The Donald Trump Administration is moving to cease financing the Inter-American Development Bank (IDB) investment fund, but Guyana has nothing to lose, as the Japanese Government has filled the gap with a whopping US million investment, and there have been increased contributions by Central and Latin American countries.
Finance Minister Winston Jordan, explaining last Friday that the US Government pulling out at this time does not necessarily mean that the fund has altogether dried up, said this does not “affect or contaminate” the main fund of the IDB.
According to the Finance Minister, there are MIFs 1, 2 and 3. Currently the IDB is in the 3rd MIF. However, the US has indicated that it will not be contributing to this part of the fund, as it is looking to concentrate on itself at this time.
“So they said they could not contribute to this cycle of the MIF. It does not mean that they have disappeared. They are in MIF 1 and 2, but they do not have resources for this cycle. It does not mean that the fund has died,” Jordan told journalists.
He explained that when he was in Paraguay last week, he was informed that the fund is completely subscribed. “Thanks to Japan, which came in with filling the gap of over $80 million that was left by (the) US, and also increased contribution by Central and Latin American countries. So the fund is completely subscribed.

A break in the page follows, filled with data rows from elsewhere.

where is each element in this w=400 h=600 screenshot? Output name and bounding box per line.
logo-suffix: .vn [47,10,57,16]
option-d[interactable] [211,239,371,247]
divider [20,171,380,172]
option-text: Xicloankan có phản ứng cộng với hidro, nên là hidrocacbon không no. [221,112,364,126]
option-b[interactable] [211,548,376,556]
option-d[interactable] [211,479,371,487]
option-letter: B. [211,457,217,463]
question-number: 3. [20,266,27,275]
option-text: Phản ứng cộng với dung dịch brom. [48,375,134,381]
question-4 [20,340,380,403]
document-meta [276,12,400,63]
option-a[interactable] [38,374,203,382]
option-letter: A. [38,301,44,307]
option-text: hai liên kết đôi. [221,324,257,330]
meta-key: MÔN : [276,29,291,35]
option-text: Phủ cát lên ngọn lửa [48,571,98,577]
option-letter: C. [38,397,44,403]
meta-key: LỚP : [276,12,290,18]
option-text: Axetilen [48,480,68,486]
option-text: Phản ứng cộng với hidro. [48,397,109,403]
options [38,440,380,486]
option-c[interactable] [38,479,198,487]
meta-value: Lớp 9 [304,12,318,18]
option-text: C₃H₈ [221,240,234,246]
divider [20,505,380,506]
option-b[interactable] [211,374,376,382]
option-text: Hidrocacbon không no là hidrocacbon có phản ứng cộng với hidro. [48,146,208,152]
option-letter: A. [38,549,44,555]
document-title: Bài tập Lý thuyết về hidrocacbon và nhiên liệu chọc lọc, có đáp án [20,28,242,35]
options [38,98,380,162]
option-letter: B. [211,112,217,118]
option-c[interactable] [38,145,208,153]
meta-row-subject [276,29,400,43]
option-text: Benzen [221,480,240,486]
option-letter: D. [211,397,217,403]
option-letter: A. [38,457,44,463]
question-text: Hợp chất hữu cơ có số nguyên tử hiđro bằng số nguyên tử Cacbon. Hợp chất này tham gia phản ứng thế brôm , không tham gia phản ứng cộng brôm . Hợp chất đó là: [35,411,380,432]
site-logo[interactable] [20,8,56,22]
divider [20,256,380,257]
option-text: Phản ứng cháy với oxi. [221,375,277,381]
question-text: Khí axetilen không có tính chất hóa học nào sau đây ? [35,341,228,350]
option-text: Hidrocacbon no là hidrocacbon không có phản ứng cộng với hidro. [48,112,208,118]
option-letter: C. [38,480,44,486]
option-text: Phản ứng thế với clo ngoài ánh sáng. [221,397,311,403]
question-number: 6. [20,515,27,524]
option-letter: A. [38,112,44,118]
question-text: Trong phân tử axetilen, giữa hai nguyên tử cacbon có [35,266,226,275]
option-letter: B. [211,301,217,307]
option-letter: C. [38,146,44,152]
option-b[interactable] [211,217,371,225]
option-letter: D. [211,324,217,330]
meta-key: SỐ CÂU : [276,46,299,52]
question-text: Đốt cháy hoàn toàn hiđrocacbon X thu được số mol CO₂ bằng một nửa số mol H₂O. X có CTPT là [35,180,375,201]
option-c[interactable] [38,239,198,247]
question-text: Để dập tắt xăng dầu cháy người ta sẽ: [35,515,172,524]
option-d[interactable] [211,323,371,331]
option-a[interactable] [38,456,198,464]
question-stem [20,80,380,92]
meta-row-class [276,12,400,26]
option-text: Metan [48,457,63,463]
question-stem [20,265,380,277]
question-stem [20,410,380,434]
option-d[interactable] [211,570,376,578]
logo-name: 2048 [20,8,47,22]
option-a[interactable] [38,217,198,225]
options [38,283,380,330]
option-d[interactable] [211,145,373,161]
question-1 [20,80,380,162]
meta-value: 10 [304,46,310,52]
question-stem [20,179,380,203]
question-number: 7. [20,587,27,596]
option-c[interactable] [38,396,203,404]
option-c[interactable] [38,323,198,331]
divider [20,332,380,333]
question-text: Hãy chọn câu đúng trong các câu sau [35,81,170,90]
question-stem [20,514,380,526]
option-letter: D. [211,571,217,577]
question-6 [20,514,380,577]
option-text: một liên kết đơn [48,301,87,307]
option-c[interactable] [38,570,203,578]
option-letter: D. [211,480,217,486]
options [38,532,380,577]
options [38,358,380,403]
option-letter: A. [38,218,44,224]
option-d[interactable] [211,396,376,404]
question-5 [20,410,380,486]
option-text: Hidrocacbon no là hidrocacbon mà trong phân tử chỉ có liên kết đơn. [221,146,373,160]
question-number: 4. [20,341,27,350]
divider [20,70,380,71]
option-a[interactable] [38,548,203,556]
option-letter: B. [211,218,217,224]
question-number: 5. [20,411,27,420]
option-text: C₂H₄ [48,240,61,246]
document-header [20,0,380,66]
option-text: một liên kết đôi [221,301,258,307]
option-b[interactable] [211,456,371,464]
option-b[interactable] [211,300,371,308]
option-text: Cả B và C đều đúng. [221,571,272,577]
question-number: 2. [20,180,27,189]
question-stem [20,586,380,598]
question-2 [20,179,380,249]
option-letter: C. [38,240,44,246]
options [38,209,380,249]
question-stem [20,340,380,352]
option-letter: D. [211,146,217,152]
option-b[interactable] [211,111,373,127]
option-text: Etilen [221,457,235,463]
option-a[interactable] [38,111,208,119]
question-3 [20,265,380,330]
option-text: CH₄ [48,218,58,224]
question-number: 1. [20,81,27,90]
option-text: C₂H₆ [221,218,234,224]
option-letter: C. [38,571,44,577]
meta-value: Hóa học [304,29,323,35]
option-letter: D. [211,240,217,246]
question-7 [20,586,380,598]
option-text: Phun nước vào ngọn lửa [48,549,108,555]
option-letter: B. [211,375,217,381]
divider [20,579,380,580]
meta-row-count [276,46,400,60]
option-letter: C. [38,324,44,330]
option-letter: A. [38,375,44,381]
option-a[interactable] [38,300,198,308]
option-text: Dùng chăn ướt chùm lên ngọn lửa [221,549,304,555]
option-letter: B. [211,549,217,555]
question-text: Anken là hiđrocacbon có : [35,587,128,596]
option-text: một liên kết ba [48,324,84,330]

It has nothing to do with the substantial funding of the IDB itself”, he assured.
The United States has, for years, been the largest contributor to the Multilateral International Fund (MIF), a small part of the IDB that has been initiated by former US President George H.W. Bush, and which gave support to the development of microfinance and the provision of technical assistance to small projects aimed at providing economic opportunities to the poor.

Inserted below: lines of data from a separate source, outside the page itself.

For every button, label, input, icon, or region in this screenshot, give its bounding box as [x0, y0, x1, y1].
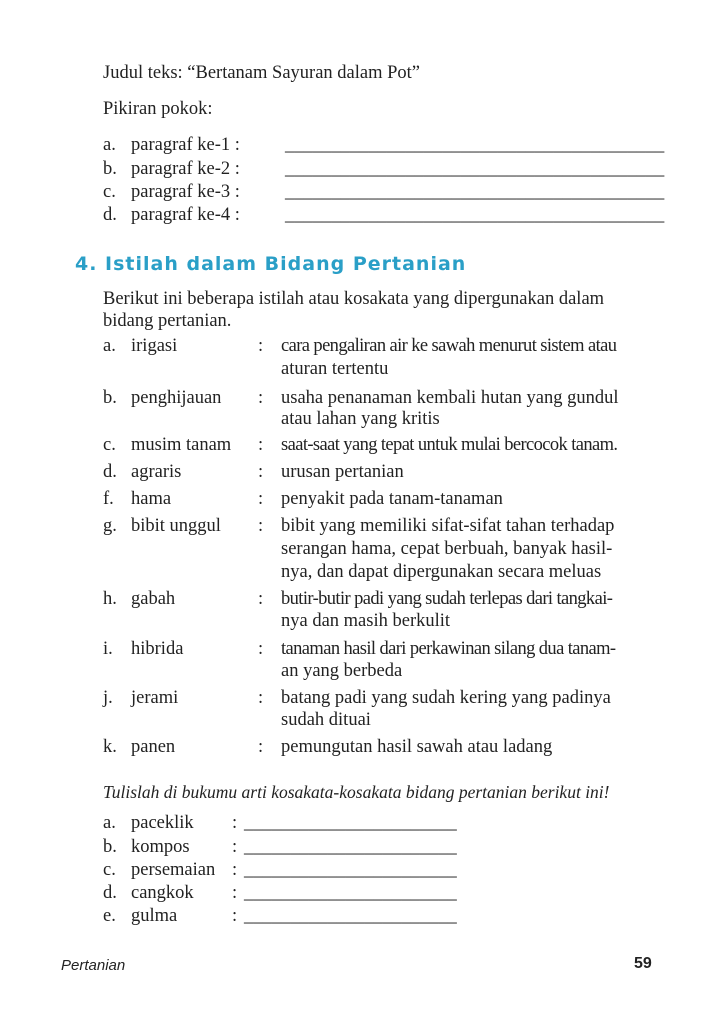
exercise-word: kompos [131, 837, 190, 857]
term-colon: : [258, 737, 264, 757]
term-colon: : [258, 688, 264, 708]
term-definition: sudah dituai [281, 710, 371, 730]
answer-blank: _________________________________________ [285, 205, 665, 225]
answer-blank: _______________________ [244, 860, 457, 880]
term-letter: c. [103, 435, 116, 455]
term-definition: butir-butir padi yang sudah terlepas dari tangkai- [281, 589, 613, 609]
term-colon: : [258, 489, 264, 509]
list-item-label: paragraf ke-1 : [131, 135, 240, 155]
term-definition: saat-saat yang tepat untuk mulai bercocok tanam. [281, 435, 618, 455]
term-definition: batang padi yang sudah kering yang padinya [281, 688, 611, 708]
term-word: hibrida [131, 639, 184, 659]
exercise-colon: : [232, 837, 238, 857]
list-item-letter: c. [103, 182, 116, 202]
term-definition: an yang berbeda [281, 661, 403, 681]
term-definition: urusan pertanian [281, 462, 404, 482]
exercise-letter: d. [103, 883, 117, 903]
term-definition: penyakit pada tanam-tanaman [281, 489, 503, 509]
list-item-label: paragraf ke-2 : [131, 159, 240, 179]
term-definition: usaha penanaman kembali hutan yang gundul [281, 388, 619, 408]
term-definition: bibit yang memiliki sifat-sifat tahan terhadap [281, 516, 615, 536]
term-letter: f. [103, 489, 114, 509]
term-word: musim tanam [131, 435, 232, 455]
exercise-word: persemaian [131, 860, 216, 880]
answer-blank: _______________________ [244, 813, 457, 833]
term-letter: g. [103, 516, 117, 536]
exercise-letter: a. [103, 813, 116, 833]
term-definition: nya dan masih berkulit [281, 611, 451, 631]
exercise-word: cangkok [131, 883, 194, 903]
exercise-word: gulma [131, 906, 178, 926]
term-word: hama [131, 489, 172, 509]
exercise-letter: c. [103, 860, 116, 880]
term-word: jerami [131, 688, 179, 708]
term-word: penghijauan [131, 388, 222, 408]
term-letter: b. [103, 388, 117, 408]
term-letter: h. [103, 589, 117, 609]
term-definition: nya, dan dapat dipergunakan secara meluas [281, 562, 602, 582]
answer-blank: _________________________________________ [285, 182, 665, 202]
term-definition: serangan hama, cepat berbuah, banyak hasil- [281, 539, 613, 559]
term-word: irigasi [131, 336, 178, 356]
text-title-line: Judul teks: “Bertanam Sayuran dalam Pot” [103, 63, 420, 83]
term-letter: i. [103, 639, 113, 659]
term-colon: : [258, 462, 264, 482]
term-letter: j. [103, 688, 113, 708]
pikiran-pokok-label: Pikiran pokok: [103, 99, 213, 119]
term-definition: cara pengaliran air ke sawah menurut sistem atau [281, 336, 617, 356]
term-colon: : [258, 336, 264, 356]
term-letter: k. [103, 737, 117, 757]
exercise-letter: e. [103, 906, 116, 926]
section-heading: 4. Istilah dalam Bidang Pertanian [75, 253, 467, 275]
list-item-label: paragraf ke-3 : [131, 182, 240, 202]
answer-blank: _______________________ [244, 837, 457, 857]
exercise-colon: : [232, 906, 238, 926]
exercise-colon: : [232, 883, 238, 903]
exercise-colon: : [232, 813, 238, 833]
answer-blank: _________________________________________ [285, 135, 665, 155]
term-word: bibit unggul [131, 516, 221, 536]
term-colon: : [258, 589, 264, 609]
term-letter: d. [103, 462, 117, 482]
term-colon: : [258, 435, 264, 455]
page-number: 59 [634, 955, 652, 972]
term-letter: a. [103, 336, 116, 356]
list-item-label: paragraf ke-4 : [131, 205, 240, 225]
footer-book-title: Pertanian [61, 957, 126, 974]
answer-blank: _______________________ [244, 883, 457, 903]
list-item-letter: d. [103, 205, 117, 225]
term-word: gabah [131, 589, 176, 609]
term-definition: atau lahan yang kritis [281, 409, 440, 429]
term-word: panen [131, 737, 176, 757]
term-colon: : [258, 639, 264, 659]
exercise-letter: b. [103, 837, 117, 857]
answer-blank: _________________________________________ [285, 159, 665, 179]
term-colon: : [258, 516, 264, 536]
answer-blank: _______________________ [244, 906, 457, 926]
intro-text: bidang pertanian. [103, 311, 232, 331]
term-word: agraris [131, 462, 182, 482]
intro-text: Berikut ini beberapa istilah atau kosakata yang dipergunakan dalam [103, 289, 605, 309]
term-definition: tanaman hasil dari perkawinan silang dua tanam- [281, 639, 616, 659]
term-colon: : [258, 388, 264, 408]
list-item-letter: b. [103, 159, 117, 179]
instruction-text: Tulislah di bukumu arti kosakata-kosakata bidang pertanian berikut ini! [103, 782, 610, 802]
term-definition: aturan tertentu [281, 359, 389, 379]
exercise-colon: : [232, 860, 238, 880]
list-item-letter: a. [103, 135, 116, 155]
term-definition: pemungutan hasil sawah atau ladang [281, 737, 553, 757]
exercise-word: paceklik [131, 813, 194, 833]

The Multilateral Investment Fund of the IDB Group is the leading provider of technical assistance for the private sector in Latin America and the Caribbean. The MIF, or FOMIN, as the fund is known in Spanish, is also one of the region’s biggest investors in microfinance and venture capital funds for small businesses. Projects to be financed should increase access to finance, markets, and capabilities and basic services.
The MIF works with local, mostly private, partners to help fund and execute projects. It provides grants, loans, guarantees, equity and quasi-equity; as well as advisory services to business associations, non-governmental organisations, foundations, public sector agencies and financial institutions; and, in some cases, private sector firms — to support projects that benefit the poor: their businesses, their farms, and their households throughout the 26 Latin American and Caribbean borrowing member countries of the IDB Group. The MIF does not directly finance micro and small enterprises.
Financing and/or technical cooperation is also provided through its Social Entrepreneurship Programme, which focuses on pilot initiatives with a business approach — to increase financing and market access to marginalised rural communities, and improve access to basic services.
Most of the MIF financing takes the form of grants, which can reach up to $2 million per project. The MIF also offers long-term loans of up to $1 million and equity investments that can reach up to $5 million.